Since the pandemic I’ve been collecting DVDs and Blu-rays, because I started getting into filmmaking and valued the importance of physical media. One of my reasons was the horror stories I’ve read about licenses on DRM-protected purchases being revoked.
After we moved to a much smaller house, my Billy bookshelf containing around 200+ titles has been taking a huge amount of space. And the cases just sit there looking pretty. We never use the discs. There’s no Blu-ray player in our house. We all watch digital content on portable devices. I’ve filled up several hard drives with so many obscure, international films that will never get distribution here. And so, I’ve stopped buying discs. It’s also much more convenient to be able to play MKVs on every device in my house.
I was one of those people who constantly purchased discs to remux and encode them myself for use on a future server, but that’s a waste of time, energy and money as there are dozens of release groups who’ve done the work already for me.
It doesn’t make sense to keep all the clutter around. I also have 500+ DVDs in a binder with the cover art stored in folders, but it seems like a gigantic waste of money to buy a storage system for outdated standard definition media, when most studios have remastered editions readily available.
I’m thinking of selling the Blu-rays that aren’t rare to buy a cheapo Optiplex. The discs are already pretty worthless. I’m just scared that I might regret this decision.
Kept the discs, tossed the cases. You can fit a lot of discs in a sleeve book and they make convenient backups.
Yep, tossed hundreds of discs. Most of them were “backups” of Netflix discs, but they are long gone.
I tossed vinyl, VHS, cassettes, 8mm, miniDV, CDs, and DVDs. I also tossed all photos negatives and prints.
My physical discs are my ultimate “backup”, also proof of purchase if for some reason in the future sharing my server with a FEW friends and family becomes problematic. I had the same issue with storage and at first went with binders and keeping the cover art but am now at the point of just buying disc spindles and throwing any new discs onto them as even the binders are too bulky for me (I have 4 200 disc binders currently which contains about 500 movie/TV series discs and about 300 CDs.)

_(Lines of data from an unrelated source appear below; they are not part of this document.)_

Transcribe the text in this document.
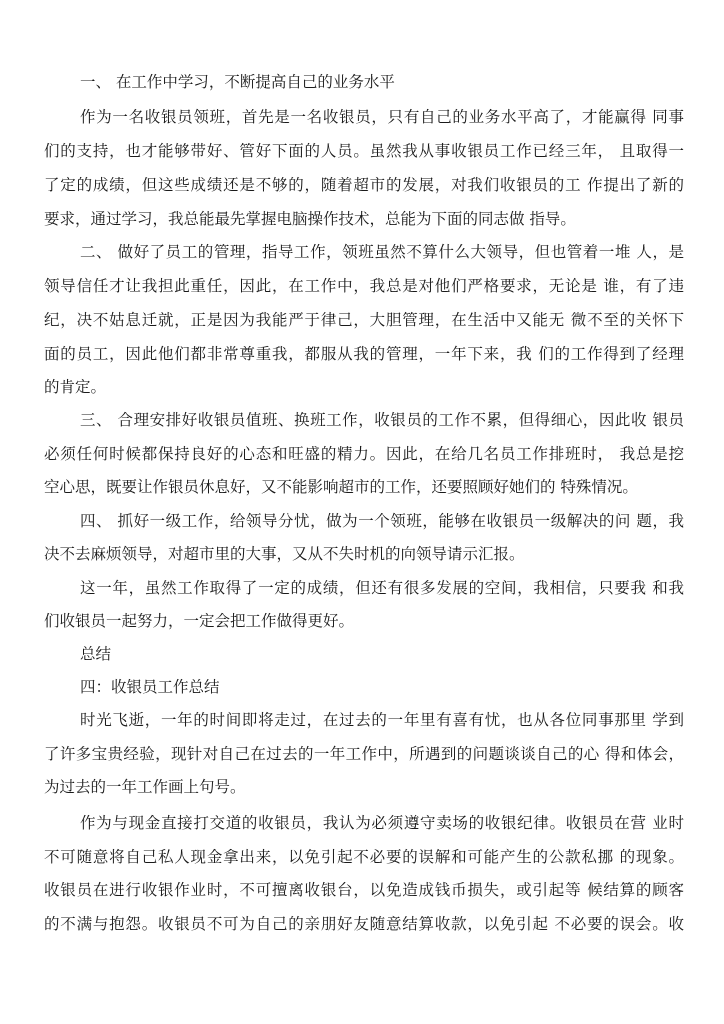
一、 在工作中学习，不断提高自己的业务水平
作为一名收银员领班，首先是一名收银员，只有自己的业务水平高了，才能赢得 同事
们的支持，也才能够带好、管好下面的人员。虽然我从事收银员工作已经三年， 且取得一
了定的成绩，但这些成绩还是不够的，随着超市的发展，对我们收银员的工 作提出了新的
要求，通过学习，我总能最先掌握电脑操作技术，总能为下面的同志做 指导。
二、 做好了员工的管理，指导工作，领班虽然不算什么大领导，但也管着一堆 人，是
领导信任才让我担此重任，因此，在工作中，我总是对他们严格要求，无论是 谁，有了违
纪，决不姑息迁就，正是因为我能严于律己，大胆管理，在生活中又能无 微不至的关怀下
面的员工，因此他们都非常尊重我，都服从我的管理，一年下来，我 们的工作得到了经理
的肯定。
三、 合理安排好收银员值班、换班工作，收银员的工作不累，但得细心，因此收 银员
必须任何时候都保持良好的心态和旺盛的精力。因此，在给几名员工作排班时， 我总是挖
空心思，既要让作银员休息好，又不能影响超市的工作，还要照顾好她们的 特殊情况。
四、 抓好一级工作，给领导分忧，做为一个领班，能够在收银员一级解决的问 题，我
决不去麻烦领导，对超市里的大事，又从不失时机的向领导请示汇报。
这一年，虽然工作取得了一定的成绩，但还有很多发展的空间，我相信，只要我 和我
们收银员一起努力，一定会把工作做得更好。
总结
四：收银员工作总结
时光飞逝，一年的时间即将走过，在过去的一年里有喜有忧，也从各位同事那里 学到
了许多宝贵经验，现针对自己在过去的一年工作中，所遇到的问题谈谈自己的心 得和体会，
为过去的一年工作画上句号。
作为与现金直接打交道的收银员，我认为必须遵守卖场的收银纪律。收银员在营 业时
不可随意将自己私人现金拿出来，以免引起不必要的误解和可能产生的公款私挪 的现象。
收银员在进行收银作业时，不可擅离收银台，以免造成钱币损失，或引起等 候结算的顾客
的不满与抱怨。收银员不可为自己的亲朋好友随意结算收款，以免引起 不必要的误会。收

I threw away my DVDs years back. With >1200 physical books in my 650sq ft apartment, I’m thinking of getting rid of some genre paperbacks, and replacing them with electronic versions. I’ve got a ton of collectible hardbacks, which I’ll keep forever.

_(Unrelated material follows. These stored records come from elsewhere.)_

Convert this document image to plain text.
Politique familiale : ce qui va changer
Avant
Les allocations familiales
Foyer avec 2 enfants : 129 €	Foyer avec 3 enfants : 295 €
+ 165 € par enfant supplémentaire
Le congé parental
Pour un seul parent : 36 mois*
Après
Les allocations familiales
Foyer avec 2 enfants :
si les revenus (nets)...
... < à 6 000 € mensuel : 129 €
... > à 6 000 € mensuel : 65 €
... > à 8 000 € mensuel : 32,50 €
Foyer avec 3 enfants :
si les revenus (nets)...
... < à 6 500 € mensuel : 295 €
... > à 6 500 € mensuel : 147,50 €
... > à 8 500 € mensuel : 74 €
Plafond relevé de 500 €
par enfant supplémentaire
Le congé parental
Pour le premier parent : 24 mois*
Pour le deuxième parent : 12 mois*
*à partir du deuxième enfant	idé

Never throw away physical media. If space is a problem, remove disks from cases and store on spindles (the packages that CD-R blanks come in are ideal).

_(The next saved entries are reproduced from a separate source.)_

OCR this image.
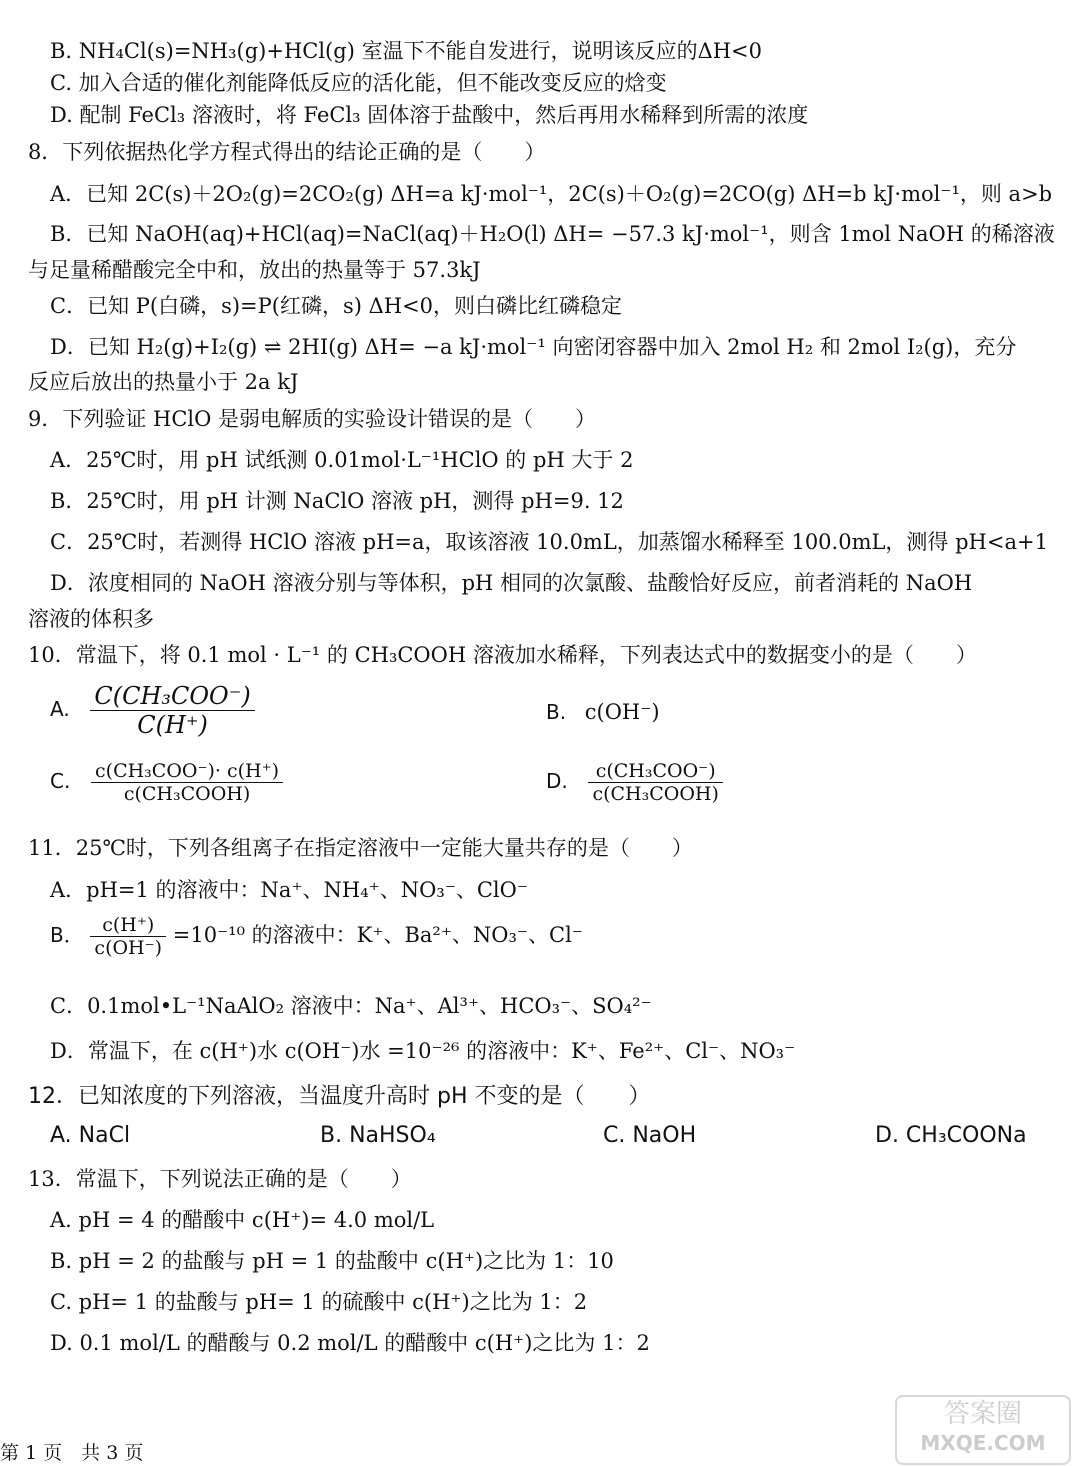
B. NH₄Cl(s)=NH₃(g)+HCl(g) 室温下不能自发进行，说明该反应的ΔH<0
C. 加入合适的催化剂能降低反应的活化能，但不能改变反应的焓变
D. 配制 FeCl₃ 溶液时，将 FeCl₃ 固体溶于盐酸中，然后再用水稀释到所需的浓度
8．下列依据热化学方程式得出的结论正确的是（　　）
A．已知 2C(s)＋2O₂(g)=2CO₂(g) ΔH=a kJ·mol⁻¹，2C(s)＋O₂(g)=2CO(g) ΔH=b kJ·mol⁻¹，则 a>b
B．已知 NaOH(aq)+HCl(aq)=NaCl(aq)＋H₂O(l) ΔH= −57.3 kJ·mol⁻¹，则含 1mol NaOH 的稀溶液
与足量稀醋酸完全中和，放出的热量等于 57.3kJ
C．已知 P(白磷，s)=P(红磷，s) ΔH<0，则白磷比红磷稳定
D．已知 H₂(g)+I₂(g) ⇌ 2HI(g) ΔH= −a kJ·mol⁻¹ 向密闭容器中加入 2mol H₂ 和 2mol I₂(g)，充分
反应后放出的热量小于 2a kJ
9．下列验证 HClO 是弱电解质的实验设计错误的是（　　）
A．25℃时，用 pH 试纸测 0.01mol·L⁻¹HClO 的 pH 大于 2
B．25℃时，用 pH 计测 NaClO 溶液 pH，测得 pH=9. 12
C．25℃时，若测得 HClO 溶液 pH=a，取该溶液 10.0mL，加蒸馏水稀释至 100.0mL，测得 pH<a+1
D．浓度相同的 NaOH 溶液分别与等体积，pH 相同的次氯酸、盐酸恰好反应，前者消耗的 NaOH
溶液的体积多
10．常温下，将 0.1 mol · L⁻¹ 的 CH₃COOH 溶液加水稀释，下列表达式中的数据变小的是（　　）
A. $\frac{\text{C(CH₃COO⁻)}}{C(H^+)}$	B. c(OH⁻)
C. $\frac{\text{c(CH₃COO⁻)· c(H⁺)}}{\text{c(CH₃COOH)}}$	D. $\frac{\text{c(CH₃COO⁻)}}{\text{c(CH₃COOH)}}$
11．25℃时，下列各组离子在指定溶液中一定能大量共存的是（　　）
A．pH=1 的溶液中：Na⁺、NH₄⁺、NO₃⁻、ClO⁻
B． $\frac{c(H^+)}{c(OH^-)} =10^{-10}$ 的溶液中：K⁺、Ba²⁺、NO₃⁻、Cl⁻
C．0.1mol•L⁻¹NaAlO₂ 溶液中：Na⁺、Al³⁺、HCO₃⁻、SO₄²⁻
D．常温下，在 c(H⁺)水 c(OH⁻)水 =10⁻²⁶ 的溶液中：K⁺、Fe²⁺、Cl⁻、NO₃⁻
12．已知浓度的下列溶液，当温度升高时 pH 不变的是（　　）
A. NaCl	B. NaHSO₄	C. NaOH	D. CH₃COONa
13．常温下，下列说法正确的是（　　）
A. pH = 4 的醋酸中 c(H⁺)= 4.0 mol/L
B. pH = 2 的盐酸与 pH = 1 的盐酸中 c(H⁺)之比为 1：10
C. pH= 1 的盐酸与 pH= 1 的硫酸中 c(H⁺)之比为 1：2
D. 0.1 mol/L 的醋酸与 0.2 mol/L 的醋酸中 c(H⁺)之比为 1：2
第 1 页　共 3 页
答案圈
MXQE.COM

Most people run a compression pass on media rips (handbrake) to make storage feasible with today’s disks and budgets. The day is rapidly approaching when hard disks will be large enough and cheap enough to store bit exact copies of your media. You’ll want to rerip then, and having the media will make that possible.
Physical media serves as long term stable backup. It should be part of your backup plan, just like multiple physical backup disks sets, offsite storage, cloud storage, etc.
If space is an issue, there are easy solutions. Disks do not have to be in cases, and they’re too useful to part with.
I donated all of my physical copies of things once I had a good system of doing it all digitally. It was one thing when the physical copies were what I used to enjoy the content, but when I realized I was regularly going to the digital copies of things I had physically, all of the shelves full of DVDs, albums, CDs, and books started feeling like little more than weird little trophy cases. In that context, the amount of space I devoted to them seemed silly.
If they have cases I pay .50 on blu ray and .15 on dvd. The binder discs are pretty much garbage but .05 a piece seems reasonable. Prices are in CAD. No one has room for clutter it seems. Good thing I have a warehouse.
Only beta and VHS tapes, except for those that were never released on anything else.
I also have over 300 DVDs here, I’ll rip and then get rid of them. It uses too much p. space too. Will donate what I can too.
Don’t buy books/video/music on physical media unless it’s hard/impossible to get a digital version. But also don’t rely on IP subscription services either. The Cloud is great as part of a backup strategy: but not as an exclusive service that could gate your access to your content.
Digital storage is great because it can hold anything: books, shows, games, whatever. And it can be easily copied, and sent around the world. Have some space you own: redundant and automatically backed-up to a Cloud service… then enjoy it for years. It will feed your ebook readers and media players and homelab devices for a long time, and take up almost no space.
My shelves are full of anime figurines. I don’t have space to store DVDs.
I would never do this, personally. But it depends on the collection - mine consists almost entirely of 3D movies… most are out of print and many are now quite rare. If it’s a bunch of easy-to-find titles then that’s a different story
all of it. about 15 years ago when i started collecting digitally. never looked back.
Used to be the case in some countries that physical media is proof you have purchased legally. Even if you just keep the disks on a spindle (aka the spindles from writable media packs). This is how i keep my original media in the back of the cupboard.